Silence of the Forgotten does not describe flames, riots, or thunder. It describes something quieter — and far more common. A door closing. A glance withheld. A hand forced open.
The poem begins without spectacle:
“They did not need to burn the sky
Or carve our names for us to die.”
Erasure, here, is not dramatic. It is administrative. Social. Polite. That is what gives the poem its weight. The harm does not announce itself. It moves through routine.
The streets narrow. Voices lower. The world keeps functioning.
And love stands exposed inside it.
The Gesture That Refuses to Break
The emotional center of the poem is not a speech. It is not defiance shouted into the air. It is a hand.
A sleeve held.
Fingers intertwined.
A thumb pressed twice.
The repetition of the hand motif is deliberate. Love in this poem is not ideology. It is contact. It is physical recognition.
When the hands are pulled apart, the violence is intimate. No courtroom. No battlefield. Just separation enacted in plain daylight.
And yet the poem does not turn theatrical.
The sky remains pale.
The earth remains wide.
The baker still opens at dawn.
That restraint matters.
The world does not collapse when something sacred is broken. It simply continues.
Protest Without Rhetoric
You may read this poem as protest — and you would not be wrong.
But it does not argue.
It does not accuse.
It does not demand applause.
It shows.
It shows what quiet exclusion looks like.

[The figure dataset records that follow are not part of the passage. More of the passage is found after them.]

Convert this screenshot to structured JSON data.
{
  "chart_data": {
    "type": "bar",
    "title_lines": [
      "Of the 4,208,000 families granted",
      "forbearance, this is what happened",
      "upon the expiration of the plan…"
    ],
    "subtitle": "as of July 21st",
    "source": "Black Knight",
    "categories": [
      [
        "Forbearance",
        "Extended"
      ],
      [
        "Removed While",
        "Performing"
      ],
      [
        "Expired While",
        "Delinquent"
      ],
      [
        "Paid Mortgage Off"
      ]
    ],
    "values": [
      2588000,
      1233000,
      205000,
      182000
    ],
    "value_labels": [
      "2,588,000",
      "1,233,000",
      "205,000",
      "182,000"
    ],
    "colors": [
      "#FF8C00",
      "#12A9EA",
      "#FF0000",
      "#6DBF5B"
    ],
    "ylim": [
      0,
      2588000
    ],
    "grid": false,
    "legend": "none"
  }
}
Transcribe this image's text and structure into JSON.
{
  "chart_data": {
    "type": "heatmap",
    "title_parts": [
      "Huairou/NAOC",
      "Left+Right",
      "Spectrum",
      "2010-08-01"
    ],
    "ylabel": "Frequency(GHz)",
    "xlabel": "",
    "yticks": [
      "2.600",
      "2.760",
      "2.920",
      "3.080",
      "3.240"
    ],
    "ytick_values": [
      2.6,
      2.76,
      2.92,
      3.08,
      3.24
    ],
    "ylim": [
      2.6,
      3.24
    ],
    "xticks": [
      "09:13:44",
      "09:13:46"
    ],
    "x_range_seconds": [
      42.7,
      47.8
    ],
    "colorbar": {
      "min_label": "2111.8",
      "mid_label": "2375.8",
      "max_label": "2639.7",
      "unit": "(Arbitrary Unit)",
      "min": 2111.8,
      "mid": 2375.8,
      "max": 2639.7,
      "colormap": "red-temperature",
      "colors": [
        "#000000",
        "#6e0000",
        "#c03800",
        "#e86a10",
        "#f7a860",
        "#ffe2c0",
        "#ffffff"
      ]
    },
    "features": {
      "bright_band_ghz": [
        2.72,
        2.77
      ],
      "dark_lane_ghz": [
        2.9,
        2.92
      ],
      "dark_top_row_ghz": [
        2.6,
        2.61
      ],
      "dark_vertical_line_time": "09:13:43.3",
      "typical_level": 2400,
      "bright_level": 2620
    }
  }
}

It shows what love looks like under pressure.
It shows how memory survives when bodies do not remain side by side.
That is a powerful artistic decision.
The line:
“God — I almost told you go.”
is where the poem earns its authority. This is not heroic certainty. This is fear. This is hesitation. This is the knowledge that loving someone may cost them.
The poem refuses easy bravery. It admits weakness. That admission makes the love credible.
What the Poem Teaches About Love
In its clearest statement, the poem declares:
“Love is not a gentle art.”
This is not romance as comfort.
It is love as cost.
Not sentimental.
Not decorative.
Not abstract.
Love here is not validated by victory. It is validated by presence. By the decision to stand — even if the standing fails.
The prose epilogue deepens this understanding.
The world did not end.
Only you were gone.
That sentence shifts the axis of tragedy. Loss is personal, not cosmic. And yet, the moment before separation — the look exchanged — remains intact.
The poem argues something quietly radical:
Love does not need to win to be real.
Why This Poem Matters
We live in an age that often debates love loudly but protects it poorly.
This poem refuses noise. It refuses spectacle. It refuses exaggeration.
Instead, it documents the most common form of erasure: indifference.
And it insists that even when the world proceeds unchanged, something sacred may have occurred — and been broken.
That is not melodrama.
That is history.
And it is also memory.
Silence of the Forgotten is not a cry.
It is a witness.
And sometimes, that is the strongest protest of all.